Voltando à conversa. A coisa mais difícil era me ver falar ao passar uma garota: "Nossa, você viu?". Mas ultimamente, convivendo com esse pessoal ou seja pelo simples fato de estar ficando mais velho, eu falo sim. E falei hoje, aliás. Nessa aula da tarde que fui com o Zé. A menina mais... não vou falar rabuda(rabo bom) como eles falam porque eu nunca falaria isso, mas digamos aquela menina (agora eu vou escrachar porque eu pensei assim mesmo e não "lembrei como os meus amigos dizem") aquela menina que já deve ter ganhado pelo menos uma homenagem na casa de cada um dos portadores de testosterona do colégio, entendem? Sei que sim. E, se não, você é muito puro(a). Eu já a homenageei, revelo. E até sonhei com a danada-de-bonita uma vez, um sonho erótico, lógico ótimo. Aliás, acho que foi o último sonho de estar fazendo sexo que eu tive. Nossa, faz tempo! Não foi o melhor, acho que nenhum vai bater aquele meu, após ver um vídeoclip da Madonna quando eu tinha 13/14 anos. Ah, como foi bom! Mas voltando, então. Hoje mesmo eu comentei sobre mulher, da "maneira homem": "Maldita calça de ginástica enfiada, maldita!" A melhor bunda de um colégio de mais de 4 mil alunos vestindo aquilo. Não há hormônio ocular que não faça a festa, bata palmas e te distraia o tempo todo. Comentei com o Zé, e ele me disse que nos olhos dele teve festa também.

Nós quatro na calçada, hoje, vendo as meninas da tarde na cidade. Eu não consigo comentar e me aderir a eles nos comentários, simplesmente porque eu não penso isso. Eu sempre olho, primeiramente e depende da roupa, para uma menina como se ela fosse um ser humano; eles, todas as vezes, independente da roupa, identificado o sexo feminino, olham para elas como fêmeas prontas para o abate, e seus imaginários conseguem passear por cada cursa avista, olhos que têm a sede de um deserto. Eu não consigo olhar para uma menina assim, logo de cara. Inerte num grupo como esse é mais fácil, sempre acontece, lógico, está todo mundo falando disso. Mas não é o meu natural. Olho primeiramente para o rosto que é o mais importante. Pode ser gente conhecida que venha a trocar contigo algum sorriso seguido de cumprimento. Se estou natural, passeando pela rua, nunca olho para trás, para ver a bunda da garota. Minto nesse nunca, olhem só: Se há homens por perto e eles olham, eu pego e olho também. Não sei o que me faz agir assim. Talvez seja um tipo afirmação: eu sou tão macho quanto vocês. Ou então, se há homens, mesmo que não tenham olhado, eu pego e olho (mas assim é só as vezes): "Olhe, eu sou macho. Eu olhei, vocês não". Só pode ser isso. Não é de mim olhar para qualquer garota que tenha bunda boa na rua e morder os lábios. Não é.

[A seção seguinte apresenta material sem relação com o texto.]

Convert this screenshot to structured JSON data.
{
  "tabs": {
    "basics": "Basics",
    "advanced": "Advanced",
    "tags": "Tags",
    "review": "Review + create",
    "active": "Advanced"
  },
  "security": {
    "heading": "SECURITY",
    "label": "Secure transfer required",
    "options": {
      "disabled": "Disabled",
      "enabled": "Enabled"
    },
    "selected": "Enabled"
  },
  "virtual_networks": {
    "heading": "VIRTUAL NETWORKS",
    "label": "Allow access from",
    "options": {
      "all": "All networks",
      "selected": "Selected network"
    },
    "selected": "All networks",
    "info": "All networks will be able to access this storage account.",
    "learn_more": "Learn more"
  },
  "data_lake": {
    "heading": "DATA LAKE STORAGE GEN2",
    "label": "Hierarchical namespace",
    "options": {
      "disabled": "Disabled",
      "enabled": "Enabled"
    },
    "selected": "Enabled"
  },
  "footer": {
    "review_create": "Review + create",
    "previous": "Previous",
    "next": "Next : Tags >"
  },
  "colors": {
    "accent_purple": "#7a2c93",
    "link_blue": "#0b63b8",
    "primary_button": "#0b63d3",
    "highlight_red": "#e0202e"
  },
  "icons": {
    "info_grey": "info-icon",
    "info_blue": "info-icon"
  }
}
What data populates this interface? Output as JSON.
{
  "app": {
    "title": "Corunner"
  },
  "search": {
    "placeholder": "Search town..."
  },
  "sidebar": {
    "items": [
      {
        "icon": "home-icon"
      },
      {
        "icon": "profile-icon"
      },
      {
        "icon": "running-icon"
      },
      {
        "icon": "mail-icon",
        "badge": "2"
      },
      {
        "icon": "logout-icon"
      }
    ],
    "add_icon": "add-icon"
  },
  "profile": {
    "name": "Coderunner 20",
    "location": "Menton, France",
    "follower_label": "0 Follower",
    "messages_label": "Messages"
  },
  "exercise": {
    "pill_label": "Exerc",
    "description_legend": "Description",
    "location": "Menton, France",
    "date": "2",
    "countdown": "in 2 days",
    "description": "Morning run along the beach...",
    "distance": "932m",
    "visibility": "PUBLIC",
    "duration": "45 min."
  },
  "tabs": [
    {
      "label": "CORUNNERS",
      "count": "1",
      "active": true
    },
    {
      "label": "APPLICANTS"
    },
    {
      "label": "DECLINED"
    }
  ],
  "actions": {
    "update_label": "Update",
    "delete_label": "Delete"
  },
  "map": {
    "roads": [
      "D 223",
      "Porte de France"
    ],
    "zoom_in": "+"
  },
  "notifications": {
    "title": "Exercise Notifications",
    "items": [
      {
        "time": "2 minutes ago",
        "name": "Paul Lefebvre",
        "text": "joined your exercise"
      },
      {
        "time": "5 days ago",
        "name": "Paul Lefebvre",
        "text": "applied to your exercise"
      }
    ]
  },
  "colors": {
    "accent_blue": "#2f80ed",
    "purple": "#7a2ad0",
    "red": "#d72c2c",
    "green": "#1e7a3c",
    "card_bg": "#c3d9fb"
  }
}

Pareço tranqüilo dizendo tudo isso, mas não sou/estou. Eu queria ser como os meus amigos, sabe? Saber os nomes das meninas da cidade, ir nas baladas, ficar. Curtir mais isso. Curtir mais o contato corporal que tanto satisfaz essa época da vida. Me incluir no circuito. Fico é deprimido por estar encostado no meu mundinho solitário, onde fico esperando algo acontecer. Eu, tomar atitude em relação a garotas? Muito difícil, viram aí, uns posts abaixo, eu sou um Poetinha. Um maldito de um poetinha. Mas eu vou falar mais coisas que eu um poetinha faz. Vou falar.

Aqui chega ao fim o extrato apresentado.